Science & Tech

Microsoft AI tool can mimic voice from 3-second audio [Video]

Published

3 years ago

January 13, 2023

Lorena

voice recording — Photo Credit: CoWomen/Unsplash (CC0 Public Domain)

WHAT YOU NEED TO KNOW:

Microsoft researchers showcased Vall-E, a new text-to-speech AI tool that can mimic any voice using a three-second sample recording.
The “neural codec language model” not only mimics the speaker’s voice but also their tone and emotions.
Researchers warned that there should be a protocol ensuring there is consent to use a speaker’s voice.

Vall-E, a new text-to-speech AI tool by Microsoft, has the ability to mimic any voice using a three-second sample recording.

The “neural codec language model” was trained on 60,000 hours of English speech data.

According to the paper released by researchers out of Cornell University, the tool not only mimics the speaker’s voice but also their tone and emotions.

Audio samples shared on GitHub revealed the eerie similarities between the original speaker’s recording and Vall-E’s recreation, even when the original speaker never actually said Vall-E’s text prompt.

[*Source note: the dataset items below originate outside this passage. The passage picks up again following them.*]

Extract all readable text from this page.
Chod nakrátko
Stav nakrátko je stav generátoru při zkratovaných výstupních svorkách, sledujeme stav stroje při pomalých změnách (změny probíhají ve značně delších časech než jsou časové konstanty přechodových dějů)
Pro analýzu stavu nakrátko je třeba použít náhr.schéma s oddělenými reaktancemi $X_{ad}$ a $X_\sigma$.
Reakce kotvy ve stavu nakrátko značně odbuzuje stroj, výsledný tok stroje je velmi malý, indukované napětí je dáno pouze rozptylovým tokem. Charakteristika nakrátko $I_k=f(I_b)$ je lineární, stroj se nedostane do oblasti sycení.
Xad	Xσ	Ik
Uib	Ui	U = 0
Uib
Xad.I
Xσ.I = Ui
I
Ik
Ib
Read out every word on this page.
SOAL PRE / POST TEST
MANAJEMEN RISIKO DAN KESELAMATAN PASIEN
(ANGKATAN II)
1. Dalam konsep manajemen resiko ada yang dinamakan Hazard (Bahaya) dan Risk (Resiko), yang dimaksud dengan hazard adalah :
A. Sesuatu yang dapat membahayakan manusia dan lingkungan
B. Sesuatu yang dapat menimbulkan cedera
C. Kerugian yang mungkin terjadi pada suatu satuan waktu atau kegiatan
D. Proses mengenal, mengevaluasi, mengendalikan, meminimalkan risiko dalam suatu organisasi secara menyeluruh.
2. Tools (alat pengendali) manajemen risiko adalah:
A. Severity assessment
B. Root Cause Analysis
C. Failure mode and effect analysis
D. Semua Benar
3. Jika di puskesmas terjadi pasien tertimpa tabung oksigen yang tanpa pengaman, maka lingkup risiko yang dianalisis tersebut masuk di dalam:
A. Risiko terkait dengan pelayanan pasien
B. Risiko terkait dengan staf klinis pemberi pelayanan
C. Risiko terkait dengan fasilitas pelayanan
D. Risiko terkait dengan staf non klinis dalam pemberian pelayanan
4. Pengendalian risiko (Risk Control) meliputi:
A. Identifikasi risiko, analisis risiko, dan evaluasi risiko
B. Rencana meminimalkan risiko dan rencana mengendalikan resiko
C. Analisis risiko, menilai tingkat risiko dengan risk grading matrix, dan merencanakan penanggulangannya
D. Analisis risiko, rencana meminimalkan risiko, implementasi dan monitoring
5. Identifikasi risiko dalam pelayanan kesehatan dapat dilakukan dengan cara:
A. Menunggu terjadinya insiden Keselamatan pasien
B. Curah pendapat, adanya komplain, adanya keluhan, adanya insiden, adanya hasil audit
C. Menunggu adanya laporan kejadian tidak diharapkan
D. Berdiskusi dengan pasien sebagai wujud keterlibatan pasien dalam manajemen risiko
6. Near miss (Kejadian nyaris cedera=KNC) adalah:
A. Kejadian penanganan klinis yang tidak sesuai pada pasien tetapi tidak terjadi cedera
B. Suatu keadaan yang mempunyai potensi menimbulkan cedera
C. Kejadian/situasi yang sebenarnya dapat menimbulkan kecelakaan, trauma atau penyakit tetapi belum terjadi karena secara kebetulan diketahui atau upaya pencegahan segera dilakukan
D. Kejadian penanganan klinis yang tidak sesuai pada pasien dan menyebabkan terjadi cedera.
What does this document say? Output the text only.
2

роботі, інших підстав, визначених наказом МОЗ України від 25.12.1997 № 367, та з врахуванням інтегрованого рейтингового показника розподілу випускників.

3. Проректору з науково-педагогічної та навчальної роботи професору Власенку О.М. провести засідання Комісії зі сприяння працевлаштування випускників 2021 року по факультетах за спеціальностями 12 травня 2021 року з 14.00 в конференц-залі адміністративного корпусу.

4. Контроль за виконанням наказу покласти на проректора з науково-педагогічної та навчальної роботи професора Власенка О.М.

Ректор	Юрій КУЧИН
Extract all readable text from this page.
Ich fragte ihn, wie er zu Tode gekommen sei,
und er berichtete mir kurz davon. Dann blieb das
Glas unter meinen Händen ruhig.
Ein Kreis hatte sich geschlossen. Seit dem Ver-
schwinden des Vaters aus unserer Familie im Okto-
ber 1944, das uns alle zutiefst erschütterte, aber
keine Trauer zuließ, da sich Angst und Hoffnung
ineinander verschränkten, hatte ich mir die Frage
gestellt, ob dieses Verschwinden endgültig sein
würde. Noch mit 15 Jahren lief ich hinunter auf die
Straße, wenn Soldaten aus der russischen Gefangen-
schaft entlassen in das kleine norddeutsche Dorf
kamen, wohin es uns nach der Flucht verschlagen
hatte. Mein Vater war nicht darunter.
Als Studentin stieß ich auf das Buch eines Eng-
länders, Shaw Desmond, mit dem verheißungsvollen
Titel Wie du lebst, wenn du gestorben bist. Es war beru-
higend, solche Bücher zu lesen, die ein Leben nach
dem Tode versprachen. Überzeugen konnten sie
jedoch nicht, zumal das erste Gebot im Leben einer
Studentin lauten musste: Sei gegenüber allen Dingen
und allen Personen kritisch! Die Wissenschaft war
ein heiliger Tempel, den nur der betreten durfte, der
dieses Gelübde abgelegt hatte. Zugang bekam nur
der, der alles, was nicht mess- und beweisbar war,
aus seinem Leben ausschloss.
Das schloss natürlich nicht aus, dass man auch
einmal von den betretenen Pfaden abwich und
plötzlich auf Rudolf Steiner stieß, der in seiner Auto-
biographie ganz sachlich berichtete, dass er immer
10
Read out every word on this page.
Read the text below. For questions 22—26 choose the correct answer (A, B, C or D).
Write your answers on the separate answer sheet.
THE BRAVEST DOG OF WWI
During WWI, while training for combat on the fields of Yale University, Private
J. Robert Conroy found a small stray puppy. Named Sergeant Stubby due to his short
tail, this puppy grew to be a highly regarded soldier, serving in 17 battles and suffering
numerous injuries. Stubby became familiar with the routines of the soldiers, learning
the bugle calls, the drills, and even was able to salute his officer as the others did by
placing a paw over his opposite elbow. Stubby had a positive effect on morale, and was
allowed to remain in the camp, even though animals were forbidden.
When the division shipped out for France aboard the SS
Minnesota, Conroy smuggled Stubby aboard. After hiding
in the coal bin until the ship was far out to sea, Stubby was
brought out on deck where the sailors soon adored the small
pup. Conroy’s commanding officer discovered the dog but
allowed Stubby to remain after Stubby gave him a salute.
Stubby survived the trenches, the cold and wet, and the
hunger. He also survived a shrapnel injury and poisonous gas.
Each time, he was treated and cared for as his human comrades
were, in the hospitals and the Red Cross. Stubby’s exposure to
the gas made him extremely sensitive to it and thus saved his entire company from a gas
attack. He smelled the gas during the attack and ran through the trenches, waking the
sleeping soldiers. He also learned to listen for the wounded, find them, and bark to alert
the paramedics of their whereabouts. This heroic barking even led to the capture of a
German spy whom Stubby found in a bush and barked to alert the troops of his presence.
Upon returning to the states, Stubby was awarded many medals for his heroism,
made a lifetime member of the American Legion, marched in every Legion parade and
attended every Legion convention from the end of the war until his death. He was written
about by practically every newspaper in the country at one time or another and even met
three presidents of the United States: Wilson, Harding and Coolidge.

Surprised there isn't more chatter around VALL-E

This new model by @Microsoft can generate speech in any voice after only hearing a 3s sample of that voice 🤯

Demo → https://t.co/GgFO6kWKha pic.twitter.com/JY88vf4lYc
— Steven Tey (@steventey) January 9, 2023

The study authors wrote, “Experiment results show that Vall-E significantly outperforms the state-of-the-art zero-shot [text to speech] system in terms of speech naturalness and speaker similarity. In addition, we find Vall-E could preserve the speaker’s emotion and acoustic environment.”

While the audio samples vary in quality, with some still sounding robotic in nature, most of the audio samples eerily captured the original voices.

Here are comparisons between the 3 second speaker audio, the ground truth, baseline, and VALL-E generated audio.

Paper website: https://t.co/bBSKenv00w pic.twitter.com/ScXyjzDAf7
— bleedingedge.ai (@bleedingedgeai) January 11, 2023

Critics of AI argued against the potential risks in text-to-speech AI, which the researchers themselves acknowledged.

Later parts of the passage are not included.